Understanding Uncertainty Sampling via Equivalent Loss
arXiv:2307.02719v4 Announce Type: replace-cross
Abstract: Uncertainty sampling is a prevalent active learning algorithm that queries sequentially the annotations of data samples which the current prediction model is uncertain about. However, the usage of uncertainty sampling has been largely heuristic: There is no consensus on the proper definition of “uncertainty” for a specific task under a specific loss, nor a theoretical guarantee that prescribes a standard protocol to implement the algorithm. In this work, we systematically examine uncertainty sampling algorithms in the binary classification problem via a notion of equivalent loss which depends on the used uncertainty measure and the original loss function, and establish that an uncertainty sampling algorithm is optimizing against such an equivalent loss.
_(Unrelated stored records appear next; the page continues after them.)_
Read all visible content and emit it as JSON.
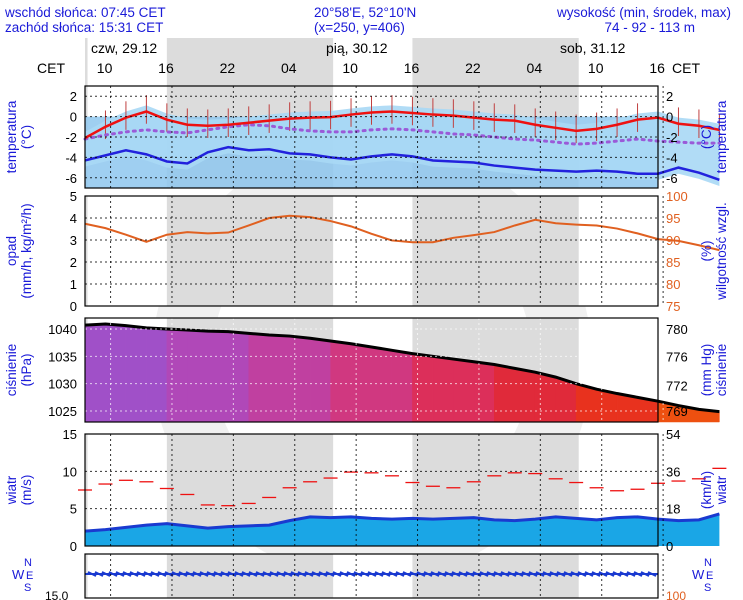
{
  "header": {
    "sunrise": "wschód słońca: 07:45 CET",
    "sunset": "zachód słońca: 15:31 CET",
    "coords": "20°58'E, 52°10'N",
    "grid": "(x=250, y=406)",
    "alt_title": "wysokość (min, środek, max)",
    "alt_values": "74 - 92 - 113 m"
  },
  "timezone_left": "CET",
  "timezone_right": "CET",
  "days": [
    "czw, 29.12",
    "pią, 30.12",
    "sob, 31.12"
  ],
  "hour_ticks": [
    "10",
    "16",
    "22",
    "04",
    "10",
    "16",
    "22",
    "04",
    "10",
    "16"
  ],
  "panel_labels": {
    "temp_left": [
      "temperatura",
      "(°C)"
    ],
    "temp_right": [
      "(°C)",
      "temperatura"
    ],
    "precip_left": [
      "opad",
      "(mm/h, kg/m²/h)"
    ],
    "precip_right": [
      "(%)",
      "wilgotność wzgl."
    ],
    "press_left": [
      "ciśnienie",
      "(hPa)"
    ],
    "press_right": [
      "(mm Hg)",
      "ciśnienie"
    ],
    "wind_left": [
      "wiatr",
      "(m/s)"
    ],
    "wind_right": [
      "(km/h)",
      "wiatr"
    ],
    "compass": [
      "N",
      "W",
      "E",
      "S"
    ],
    "bottom_partial": "15.0",
    "bottom_partial_right": "100"
  },
  "colors": {
    "temp": "#ee1111",
    "dew": "#2222dd",
    "humidity": "#e06020",
    "wind_avg": "#1a3ad0",
    "gust": "#ee1111",
    "pressure_line": "#000000",
    "text": "#1a1ad8",
    "night_shade": "#dcdcdc"
  },
  "chart_data": [
    {
      "type": "line",
      "title": "temperatura",
      "ylabel": "(°C)",
      "ylim": [
        -7,
        3
      ],
      "yticks": [
        2,
        0,
        -2,
        -4,
        -6
      ],
      "x_hours": [
        0,
        2,
        4,
        6,
        8,
        10,
        12,
        14,
        16,
        18,
        20,
        22,
        24,
        26,
        28,
        30,
        32,
        34,
        36,
        38,
        40,
        42,
        44,
        46,
        48,
        50,
        52,
        54,
        56,
        58,
        60,
        62
      ],
      "series": [
        {
          "role": "temperature",
          "values": [
            -2.1,
            -1.0,
            -0.1,
            0.5,
            -0.3,
            -0.8,
            -0.9,
            -0.8,
            -0.6,
            -0.4,
            -0.2,
            -0.1,
            -0.05,
            0.2,
            0.4,
            0.5,
            0.35,
            0.2,
            0.1,
            -0.1,
            -0.3,
            -0.4,
            -0.8,
            -1.1,
            -1.4,
            -1.2,
            -0.8,
            -0.3,
            -0.1,
            -0.7,
            -0.9,
            -1.3
          ]
        },
        {
          "role": "dew-point",
          "values": [
            -4.3,
            -3.8,
            -3.3,
            -3.7,
            -4.4,
            -4.6,
            -3.5,
            -3.0,
            -3.3,
            -3.2,
            -3.6,
            -3.7,
            -4.0,
            -4.2,
            -3.9,
            -3.7,
            -3.9,
            -4.3,
            -4.4,
            -4.5,
            -4.8,
            -5.0,
            -5.2,
            -5.3,
            -5.4,
            -5.3,
            -5.4,
            -5.6,
            -5.6,
            -5.0,
            -5.5,
            -6.2
          ]
        },
        {
          "role": "ground-temperature",
          "values": [
            -2.2,
            -1.8,
            -1.5,
            -1.3,
            -1.5,
            -1.6,
            -1.3,
            -1.0,
            -0.8,
            -0.9,
            -1.2,
            -1.4,
            -1.5,
            -1.5,
            -1.3,
            -1.2,
            -1.3,
            -1.5,
            -1.7,
            -1.8,
            -2.0,
            -2.2,
            -2.3,
            -2.5,
            -2.7,
            -2.6,
            -2.4,
            -2.2,
            -2.4,
            -2.5,
            -2.6,
            -2.6
          ]
        }
      ]
    },
    {
      "type": "line",
      "title": "opad / wilgotność wzgl.",
      "ylabel": "(mm/h, kg/m²/h)",
      "y2label": "(%)",
      "ylim": [
        0,
        5
      ],
      "y2lim": [
        75,
        100
      ],
      "yticks": [
        5,
        4,
        3,
        2,
        1,
        0
      ],
      "y2ticks": [
        100,
        95,
        90,
        85,
        80,
        75
      ],
      "x_hours": [
        0,
        2,
        4,
        6,
        8,
        10,
        12,
        14,
        16,
        18,
        20,
        22,
        24,
        26,
        28,
        30,
        32,
        34,
        36,
        38,
        40,
        42,
        44,
        46,
        48,
        50,
        52,
        54,
        56,
        58,
        60,
        62
      ],
      "series": [
        {
          "role": "relative-humidity",
          "values": [
            93.7,
            92.7,
            91.2,
            89.6,
            91.2,
            91.8,
            91.5,
            91.7,
            93.3,
            95.0,
            95.5,
            95.2,
            94.3,
            93.1,
            91.4,
            89.9,
            89.5,
            89.5,
            90.5,
            91.1,
            91.8,
            93.3,
            94.6,
            93.8,
            93.5,
            93.3,
            92.6,
            91.5,
            90.2,
            89.8,
            88.8,
            87.7
          ]
        }
      ]
    },
    {
      "type": "area",
      "title": "ciśnienie",
      "ylabel": "(hPa)",
      "y2label": "(mm Hg)",
      "ylim": [
        1023,
        1042
      ],
      "yticks": [
        1040,
        1035,
        1030,
        1025
      ],
      "y2ticks": [
        780,
        776,
        772,
        769
      ],
      "x_hours": [
        0,
        2,
        4,
        6,
        8,
        10,
        12,
        14,
        16,
        18,
        20,
        22,
        24,
        26,
        28,
        30,
        32,
        34,
        36,
        38,
        40,
        42,
        44,
        46,
        48,
        50,
        52,
        54,
        56,
        58,
        60,
        62
      ],
      "series": [
        {
          "role": "pressure",
          "values": [
            1040.7,
            1040.9,
            1040.6,
            1040.2,
            1040.0,
            1039.8,
            1039.6,
            1039.5,
            1039.2,
            1038.9,
            1038.7,
            1038.3,
            1037.8,
            1037.3,
            1036.7,
            1036.1,
            1035.5,
            1035.0,
            1034.5,
            1034.0,
            1033.5,
            1032.8,
            1032.1,
            1031.2,
            1030.0,
            1029.0,
            1028.2,
            1027.5,
            1026.8,
            1026.0,
            1025.3,
            1024.9
          ]
        }
      ]
    },
    {
      "type": "line",
      "title": "wiatr",
      "ylabel": "(m/s)",
      "y2label": "(km/h)",
      "ylim": [
        0,
        15
      ],
      "y2lim": [
        0,
        54
      ],
      "yticks": [
        15,
        10,
        5,
        0
      ],
      "y2ticks": [
        54,
        36,
        18,
        0
      ],
      "x_hours": [
        0,
        2,
        4,
        6,
        8,
        10,
        12,
        14,
        16,
        18,
        20,
        22,
        24,
        26,
        28,
        30,
        32,
        34,
        36,
        38,
        40,
        42,
        44,
        46,
        48,
        50,
        52,
        54,
        56,
        58,
        60,
        62
      ],
      "series": [
        {
          "role": "wind-speed",
          "values": [
            2.0,
            2.2,
            2.5,
            2.8,
            3.0,
            2.7,
            2.4,
            2.6,
            2.7,
            2.8,
            3.4,
            3.9,
            3.8,
            3.9,
            3.7,
            3.6,
            3.7,
            3.6,
            3.7,
            3.8,
            3.5,
            3.4,
            3.6,
            3.9,
            3.7,
            3.5,
            3.8,
            3.9,
            3.6,
            3.4,
            3.5,
            4.3
          ]
        },
        {
          "role": "gust",
          "values": [
            7.5,
            8.3,
            8.8,
            8.6,
            7.7,
            6.9,
            5.5,
            5.4,
            5.7,
            6.5,
            7.8,
            8.6,
            9.1,
            9.9,
            9.8,
            9.4,
            8.5,
            8.0,
            7.8,
            8.6,
            9.4,
            9.8,
            9.7,
            9.0,
            8.5,
            7.8,
            7.4,
            7.6,
            8.4,
            8.7,
            9.0,
            10.4
          ]
        }
      ]
    }
  ]
}
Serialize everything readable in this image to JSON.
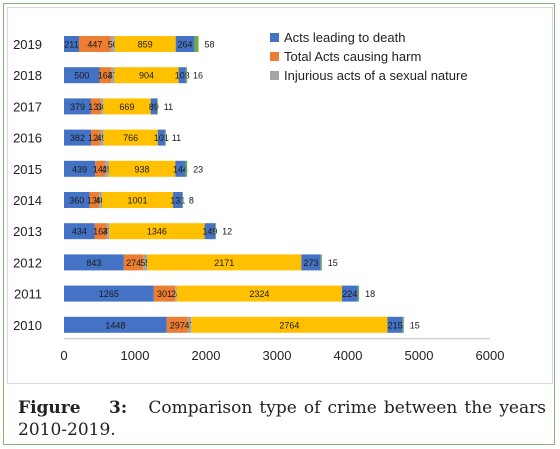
{
  "caption": {
    "label": "Figure",
    "number": "3:",
    "text": "Comparison type of crime between the years 2010-2019."
  },
  "chart_data": {
    "type": "bar",
    "orientation": "horizontal",
    "stacked": true,
    "categories": [
      "2010",
      "2011",
      "2012",
      "2013",
      "2014",
      "2015",
      "2016",
      "2017",
      "2018",
      "2019"
    ],
    "series": [
      {
        "name": "Acts leading to death",
        "color": "#4472c4",
        "values": [
          1448,
          1265,
          843,
          434,
          360,
          439,
          382,
          379,
          500,
          211
        ]
      },
      {
        "name": "Total Acts causing harm",
        "color": "#ed7d31",
        "values": [
          297,
          301,
          274,
          164,
          135,
          142,
          124,
          137,
          163,
          447
        ]
      },
      {
        "name": "Injurious acts of a sexual nature",
        "color": "#a5a5a5",
        "values": [
          47,
          24,
          55,
          37,
          40,
          49,
          49,
          36,
          47,
          56
        ]
      },
      {
        "name": "",
        "color": "#ffc000",
        "values": [
          2764,
          2324,
          2171,
          1346,
          1001,
          938,
          766,
          669,
          904,
          859
        ]
      },
      {
        "name": "",
        "color": "#4472c4",
        "values": [
          215,
          224,
          273,
          149,
          131,
          144,
          101,
          89,
          103,
          264
        ]
      },
      {
        "name": "",
        "color": "#70ad47",
        "values": [
          15,
          18,
          15,
          12,
          8,
          23,
          11,
          11,
          16,
          58
        ]
      }
    ],
    "data_labels": [
      [
        "1448",
        "297",
        "47",
        "2764",
        "215",
        "15"
      ],
      [
        "1265",
        "301",
        "24",
        "2324",
        "224",
        "18"
      ],
      [
        "843",
        "274",
        "55",
        "2171",
        "273",
        "15"
      ],
      [
        "434",
        "164",
        "37",
        "1346",
        "149",
        "12"
      ],
      [
        "360",
        "135",
        "40",
        "1001",
        "131",
        "8"
      ],
      [
        "439",
        "142",
        "49",
        "938",
        "144",
        "23"
      ],
      [
        "382",
        "124",
        "49",
        "766",
        "101",
        "11"
      ],
      [
        "379",
        "137",
        "36",
        "669",
        "89",
        "11"
      ],
      [
        "500",
        "163",
        "47",
        "904",
        "103",
        "16"
      ],
      [
        "211",
        "447",
        "56",
        "859",
        "264",
        "58"
      ]
    ],
    "xlim": [
      0,
      6000
    ],
    "xticks": [
      "0",
      "1000",
      "2000",
      "3000",
      "4000",
      "5000",
      "6000"
    ],
    "grid": false,
    "legend_position": "top-right"
  }
}
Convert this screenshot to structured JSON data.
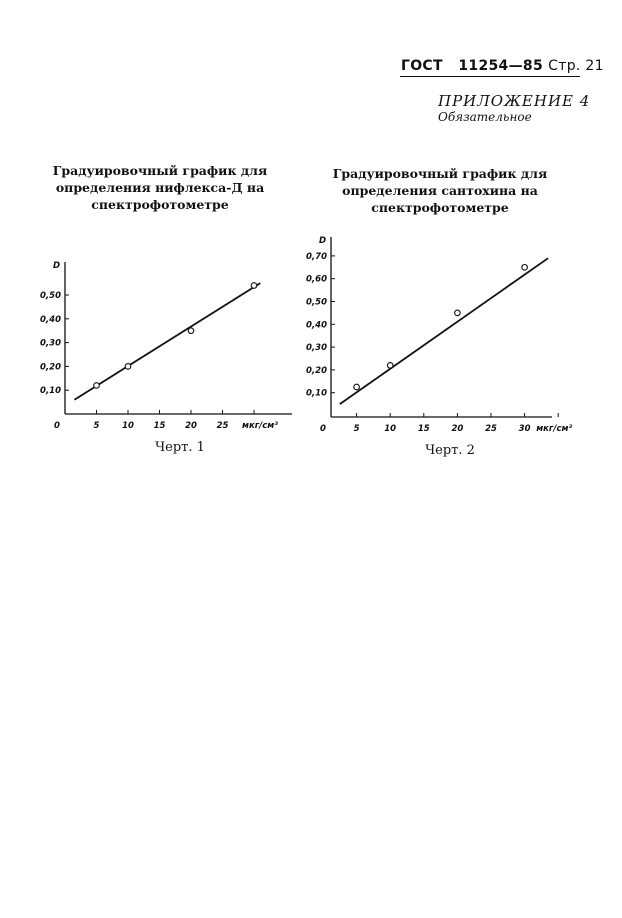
{
  "header": {
    "standard": "ГОСТ",
    "number": "11254—85",
    "page": "Стр. 21"
  },
  "appendix": {
    "title": "ПРИЛОЖЕНИЕ 4",
    "note": "Обязательное"
  },
  "chart_data": [
    {
      "type": "line",
      "title": "Градуировочный график для определения нифлекса-Д на спектрофотометре",
      "caption": "Черт. 1",
      "ylabel": "D",
      "xlabel": "мкг/см³",
      "xticks": [
        "0",
        "5",
        "10",
        "15",
        "20",
        "25"
      ],
      "yticks": [
        "0,10",
        "0,20",
        "0,30",
        "0,40",
        "0,50"
      ],
      "xlim": [
        0,
        35
      ],
      "ylim": [
        0,
        0.6
      ],
      "points": [
        {
          "x": 5,
          "y": 0.12
        },
        {
          "x": 10,
          "y": 0.2
        },
        {
          "x": 20,
          "y": 0.35
        },
        {
          "x": 30,
          "y": 0.54
        }
      ],
      "line": [
        {
          "x": 1.5,
          "y": 0.06
        },
        {
          "x": 31,
          "y": 0.55
        }
      ],
      "grid": false
    },
    {
      "type": "line",
      "title": "Градуировочный график для определения сантохина на спектрофотометре",
      "caption": "Черт. 2",
      "ylabel": "D",
      "xlabel": "мкг/см³",
      "xticks": [
        "0",
        "5",
        "10",
        "15",
        "20",
        "25",
        "30"
      ],
      "yticks": [
        "0,10",
        "0,20",
        "0,30",
        "0,40",
        "0,50",
        "0,60",
        "0,70"
      ],
      "xlim": [
        0,
        35
      ],
      "ylim": [
        0,
        0.75
      ],
      "points": [
        {
          "x": 5,
          "y": 0.125
        },
        {
          "x": 10,
          "y": 0.22
        },
        {
          "x": 20,
          "y": 0.45
        },
        {
          "x": 30,
          "y": 0.65
        }
      ],
      "line": [
        {
          "x": 2.5,
          "y": 0.05
        },
        {
          "x": 33.5,
          "y": 0.69
        }
      ],
      "grid": false
    }
  ]
}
The perspective verifies the properness of existing uncertainty measures from two aspects: surrogate property and loss convexity. When the convexity is preserved, we give a sample complexity result for the equivalent loss, and later translate it into a binary loss guarantee via the surrogate link function. We prove the asymptotic superiority of the uncertainty sampling against the passive learning via this approach under mild conditions. We also discuss some potential extensions, including pool-based setting and potential generalization to the multi-class classification as well as the regression problems.